Since OpenAI’s ChatGPT kicked off the generative AI boom in 2022, it’s clear that creating accurate, reliable, and efficient AI models requires plenty of the right data. The problem is that the best data, especially “expert” data specialized in certain fields like health and finance, is in short supply. While AI companies mine fresh information from the internet, AI models are constantly hungry and need to be fed.
San Francisco-based startup Gretel AI has long believed that the most satisfying solution is to create fake food that tastes as good as the real thing. The company helps clients like EY, Google, and the U.S. Department of Justice generate synthetic data: artificially generated data that mimics the characteristics of real-world data. And it’s becoming increasingly easy to make. For example, Gretel today announced the broad availability of a generative AI-powered system that can create synthetic datasets of tabular data, such as text and numeric data arranged in columns and rows like an Excel spreadsheet, with just natural language prompts like those used in ChatGPT.
Let’s say a bank wants to create a synthetic dataset that resembles its own customer data but doesn’t contain any real personal names or information. Using Gretel’s Navigator product, the bank can instruct the system to create millions of fictitious names, identities, dates, amounts, and account balances based on, say, Gretel’s dataset or the bank’s own data. The resulting computer-generated data doesn’t contain any real customer information, so Gretel claims it doesn’t violate customer privacy and can generate enough data to train powerful, accurate models.
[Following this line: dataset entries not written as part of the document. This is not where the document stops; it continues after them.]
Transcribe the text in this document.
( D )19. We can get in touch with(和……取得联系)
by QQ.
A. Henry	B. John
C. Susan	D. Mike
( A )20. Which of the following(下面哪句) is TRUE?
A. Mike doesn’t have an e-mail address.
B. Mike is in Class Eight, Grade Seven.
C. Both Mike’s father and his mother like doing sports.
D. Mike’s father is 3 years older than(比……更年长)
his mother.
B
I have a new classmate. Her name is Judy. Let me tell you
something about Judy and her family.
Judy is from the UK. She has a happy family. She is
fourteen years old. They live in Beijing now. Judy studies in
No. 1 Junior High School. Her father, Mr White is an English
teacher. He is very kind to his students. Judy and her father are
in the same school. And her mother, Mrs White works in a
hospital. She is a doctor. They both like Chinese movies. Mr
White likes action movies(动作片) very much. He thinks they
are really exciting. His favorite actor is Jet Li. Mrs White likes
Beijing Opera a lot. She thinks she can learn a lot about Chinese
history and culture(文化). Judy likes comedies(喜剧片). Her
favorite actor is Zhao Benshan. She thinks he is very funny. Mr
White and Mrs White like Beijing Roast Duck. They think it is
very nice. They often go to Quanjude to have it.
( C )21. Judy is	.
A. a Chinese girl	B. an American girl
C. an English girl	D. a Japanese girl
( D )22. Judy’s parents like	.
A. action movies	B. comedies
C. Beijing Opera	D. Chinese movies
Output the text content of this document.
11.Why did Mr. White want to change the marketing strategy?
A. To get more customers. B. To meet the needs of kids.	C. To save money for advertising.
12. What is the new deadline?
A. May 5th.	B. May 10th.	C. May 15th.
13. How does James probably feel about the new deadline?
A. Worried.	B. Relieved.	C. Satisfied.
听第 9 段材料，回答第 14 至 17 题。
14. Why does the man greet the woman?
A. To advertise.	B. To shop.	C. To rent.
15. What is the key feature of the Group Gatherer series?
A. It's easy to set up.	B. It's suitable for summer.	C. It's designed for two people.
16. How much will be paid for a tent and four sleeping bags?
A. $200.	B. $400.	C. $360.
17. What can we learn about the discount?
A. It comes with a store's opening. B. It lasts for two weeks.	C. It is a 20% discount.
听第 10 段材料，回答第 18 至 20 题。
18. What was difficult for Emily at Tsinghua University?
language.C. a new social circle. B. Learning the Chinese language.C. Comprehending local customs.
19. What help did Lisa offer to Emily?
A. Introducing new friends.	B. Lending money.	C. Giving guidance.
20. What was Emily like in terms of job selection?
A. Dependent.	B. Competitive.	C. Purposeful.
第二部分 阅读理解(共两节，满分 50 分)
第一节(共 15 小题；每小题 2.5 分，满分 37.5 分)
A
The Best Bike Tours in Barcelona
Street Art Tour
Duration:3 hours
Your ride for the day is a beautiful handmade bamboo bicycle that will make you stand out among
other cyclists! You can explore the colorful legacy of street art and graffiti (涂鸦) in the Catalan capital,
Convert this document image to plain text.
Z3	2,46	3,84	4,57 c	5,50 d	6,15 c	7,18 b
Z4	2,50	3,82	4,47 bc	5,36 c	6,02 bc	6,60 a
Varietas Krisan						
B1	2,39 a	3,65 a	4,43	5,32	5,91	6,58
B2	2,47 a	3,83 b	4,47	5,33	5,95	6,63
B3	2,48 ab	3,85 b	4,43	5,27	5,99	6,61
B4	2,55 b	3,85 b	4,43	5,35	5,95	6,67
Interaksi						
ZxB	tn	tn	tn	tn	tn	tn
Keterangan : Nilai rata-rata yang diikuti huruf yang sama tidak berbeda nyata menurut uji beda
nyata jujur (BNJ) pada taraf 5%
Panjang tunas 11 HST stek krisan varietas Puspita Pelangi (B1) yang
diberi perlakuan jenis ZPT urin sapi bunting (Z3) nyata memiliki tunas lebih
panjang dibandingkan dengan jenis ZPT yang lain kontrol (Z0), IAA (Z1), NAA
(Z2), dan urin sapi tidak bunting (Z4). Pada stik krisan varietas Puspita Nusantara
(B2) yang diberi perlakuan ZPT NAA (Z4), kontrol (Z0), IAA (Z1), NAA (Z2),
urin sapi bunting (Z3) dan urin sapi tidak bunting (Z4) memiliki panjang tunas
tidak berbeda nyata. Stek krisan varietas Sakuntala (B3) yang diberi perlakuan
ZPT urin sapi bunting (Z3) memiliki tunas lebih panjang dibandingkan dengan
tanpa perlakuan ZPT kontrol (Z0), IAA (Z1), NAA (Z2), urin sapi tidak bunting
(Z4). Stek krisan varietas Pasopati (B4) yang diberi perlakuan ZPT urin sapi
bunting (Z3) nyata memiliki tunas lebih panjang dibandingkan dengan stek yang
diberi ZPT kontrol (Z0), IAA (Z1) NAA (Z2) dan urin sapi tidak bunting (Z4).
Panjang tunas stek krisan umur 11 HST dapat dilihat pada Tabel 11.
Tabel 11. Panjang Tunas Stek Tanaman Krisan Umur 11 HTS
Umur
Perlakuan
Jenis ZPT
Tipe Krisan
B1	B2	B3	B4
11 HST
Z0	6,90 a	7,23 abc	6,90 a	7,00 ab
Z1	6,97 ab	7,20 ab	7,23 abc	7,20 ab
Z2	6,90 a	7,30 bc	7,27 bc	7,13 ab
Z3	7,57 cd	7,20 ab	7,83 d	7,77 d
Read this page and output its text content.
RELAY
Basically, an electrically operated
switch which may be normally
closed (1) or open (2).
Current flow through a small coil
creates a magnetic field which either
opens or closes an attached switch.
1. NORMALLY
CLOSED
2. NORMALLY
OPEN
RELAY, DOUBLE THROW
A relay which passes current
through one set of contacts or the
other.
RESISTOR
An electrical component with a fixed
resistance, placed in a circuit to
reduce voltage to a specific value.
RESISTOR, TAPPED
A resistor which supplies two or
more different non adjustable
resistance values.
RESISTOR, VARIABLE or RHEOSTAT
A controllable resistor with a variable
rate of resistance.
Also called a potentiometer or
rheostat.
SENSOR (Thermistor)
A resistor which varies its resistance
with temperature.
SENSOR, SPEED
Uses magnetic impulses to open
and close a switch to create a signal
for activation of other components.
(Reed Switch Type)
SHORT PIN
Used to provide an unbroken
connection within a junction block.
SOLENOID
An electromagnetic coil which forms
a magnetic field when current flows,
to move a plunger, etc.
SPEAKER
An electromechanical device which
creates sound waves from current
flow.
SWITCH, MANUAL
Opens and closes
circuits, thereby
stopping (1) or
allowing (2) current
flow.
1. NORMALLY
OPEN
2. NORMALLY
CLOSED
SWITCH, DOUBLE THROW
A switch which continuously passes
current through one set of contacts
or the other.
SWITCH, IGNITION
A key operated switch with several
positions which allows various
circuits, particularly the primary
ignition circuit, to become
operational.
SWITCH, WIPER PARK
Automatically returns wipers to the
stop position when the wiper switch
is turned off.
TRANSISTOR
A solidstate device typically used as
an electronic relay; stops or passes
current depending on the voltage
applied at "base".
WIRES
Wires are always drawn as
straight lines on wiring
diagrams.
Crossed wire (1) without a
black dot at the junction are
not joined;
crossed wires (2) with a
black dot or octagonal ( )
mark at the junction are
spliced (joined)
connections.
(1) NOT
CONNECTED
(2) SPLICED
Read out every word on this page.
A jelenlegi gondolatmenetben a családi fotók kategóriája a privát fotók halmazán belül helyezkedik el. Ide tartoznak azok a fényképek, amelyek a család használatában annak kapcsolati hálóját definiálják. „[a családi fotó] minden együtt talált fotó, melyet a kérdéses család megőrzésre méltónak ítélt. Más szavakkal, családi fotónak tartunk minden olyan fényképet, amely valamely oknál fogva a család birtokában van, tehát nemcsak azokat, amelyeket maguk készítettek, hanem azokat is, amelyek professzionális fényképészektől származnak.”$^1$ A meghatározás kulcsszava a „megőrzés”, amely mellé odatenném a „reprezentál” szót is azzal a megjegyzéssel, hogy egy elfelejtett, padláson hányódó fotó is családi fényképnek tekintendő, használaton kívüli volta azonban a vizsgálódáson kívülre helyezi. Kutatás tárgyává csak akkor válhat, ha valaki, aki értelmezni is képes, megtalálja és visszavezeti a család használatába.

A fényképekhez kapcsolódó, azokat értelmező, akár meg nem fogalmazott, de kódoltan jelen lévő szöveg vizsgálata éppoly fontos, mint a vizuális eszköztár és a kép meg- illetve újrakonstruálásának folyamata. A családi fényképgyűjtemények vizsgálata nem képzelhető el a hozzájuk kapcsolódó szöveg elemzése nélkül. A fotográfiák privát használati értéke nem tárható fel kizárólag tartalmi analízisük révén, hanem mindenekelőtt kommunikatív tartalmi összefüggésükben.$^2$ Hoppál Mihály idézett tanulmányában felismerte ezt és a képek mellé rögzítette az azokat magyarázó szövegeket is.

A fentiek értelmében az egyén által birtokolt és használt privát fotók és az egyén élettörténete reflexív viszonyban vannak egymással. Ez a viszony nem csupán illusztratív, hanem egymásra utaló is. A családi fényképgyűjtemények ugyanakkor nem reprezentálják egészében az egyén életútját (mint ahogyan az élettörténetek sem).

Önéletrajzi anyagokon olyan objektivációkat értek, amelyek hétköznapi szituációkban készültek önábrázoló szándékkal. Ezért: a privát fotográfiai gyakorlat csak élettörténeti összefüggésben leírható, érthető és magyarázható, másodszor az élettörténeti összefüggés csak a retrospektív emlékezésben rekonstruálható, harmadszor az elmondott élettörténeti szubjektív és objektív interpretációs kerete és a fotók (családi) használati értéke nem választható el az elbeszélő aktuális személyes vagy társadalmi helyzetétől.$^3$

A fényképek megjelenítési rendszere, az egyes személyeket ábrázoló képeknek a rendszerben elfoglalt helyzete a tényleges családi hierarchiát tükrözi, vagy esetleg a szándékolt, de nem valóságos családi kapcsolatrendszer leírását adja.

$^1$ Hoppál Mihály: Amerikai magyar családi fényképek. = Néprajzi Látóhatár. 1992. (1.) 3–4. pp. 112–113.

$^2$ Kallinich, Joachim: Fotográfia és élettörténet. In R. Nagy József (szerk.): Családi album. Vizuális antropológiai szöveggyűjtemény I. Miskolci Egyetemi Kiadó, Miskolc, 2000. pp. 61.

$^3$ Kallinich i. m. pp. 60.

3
Synthetic data will become popular in 2024 as data scarcity forces companies to look to other sources to build general models or tweak them for specific tasks, said Ali Golshan, co-founder and CEO of Gretel. luckGolshan, who previously co-founded two security-focused startups, noted that the company started in 2020 as a way to generate privacy-conscious data (the name Gretel comes from the classic story of Hansel and Gretel, who left breadcrumbs to find their way home). The company “wanted to stop people from leaving digital breadcrumbs,” while also giving developers a way to access useful data, especially in highly regulated industries.
“We hadn’t really thought about the situation of data scarcity before. That was our ChatGPT moment,” he said. But now data scarcity, along with data privacy and security, are why companies are turning to synthetic data as an option for training AI models.
Golshan emphasizes that generating synthetic data isn’t about spitting out a ton of low-quality, useless data (think Reddit posts). “People think synthetic data is interchangeable with fake data or junk data and that we need more of it,” he says. “That’s what creates this spiral of harmful illusions and hallucinations. There has to be a quality piece.” He adds that what will drive business over the next 20 years is big AI investments built on “messy, public, privacy-invading data” and “pairing that with sensitive, proprietary, domain-specific data that’s unique and can drive models forward.”
He also pushed back against the idea that synthetic data is “not as good” as real data, and the potential dangers of AI training itself on its own illusions and misinformation. Because the company primarily serves businesses, organizations and governments, Gretel’s work typically starts with a seed of data that a company already has, such as patient data, fraud data or transactional data. “That acts as the boundary and the gate for how you build the rest of your data,” he said.
Gretel’s latest product enables companies to generate data on topics where information is scarce. The company’s technology focuses on very specific data to improve individual tasks within a client’s internal systems, rather than generating problematic data based on millions of pages scraped from the internet.
Gretel isn’t the only company trying to corner the market in generating synthetic data to train AI models: startups like SynthLabs, Synthetaic, and Clearbox AI are vying to provide companies with all the data they need (i.e. computer-generated data).
This got Golshan and his co-founders thinking about the future. Golshan says that soon, companies will be able to make money by making synthetic data trained on their own proprietary datasets available for purchase by others. For example, organizations that have lots of data but haven’t built AI models could sell access to their data to other companies to help train their synthetic data.
To that end, Golshan said Gretel’s next big move is to build a synthetic data and model exchange: “We’re going to enable companies and customers to train models on their own data, have mathematical guarantees that the data is secure, and then allow someone to ‘subscribe’ to that model, generate data, and pay only for what they use,” he explained.
This will take Gretel to a new level of “providing a secure interface for private data, eliminating exploitative approaches to data mining and collection,” he added. It will also mean that companies like Antropic and OpenAI, which have built huge AI models on huge amounts of data, will no longer need to enter into licensing agreements with each company that wants to obtain the data, he said.
In terms of funding, Gretel closed its Series B round in 2021, bringing its total to $68 million. Golshan said the startup has plenty of funding left and “still has about two years to go.” But in this “moment” for synthetic data, he said he sees an opportunity to build the next Databricks or Snowflake (the two biggest data cloud platforms) or even OpenAI.
“We’re pretty aggressive with this because we have a big influence,” he said. “We envision building a secure, high-quality, next-generation data business, and this is a huge opportunity given the need.”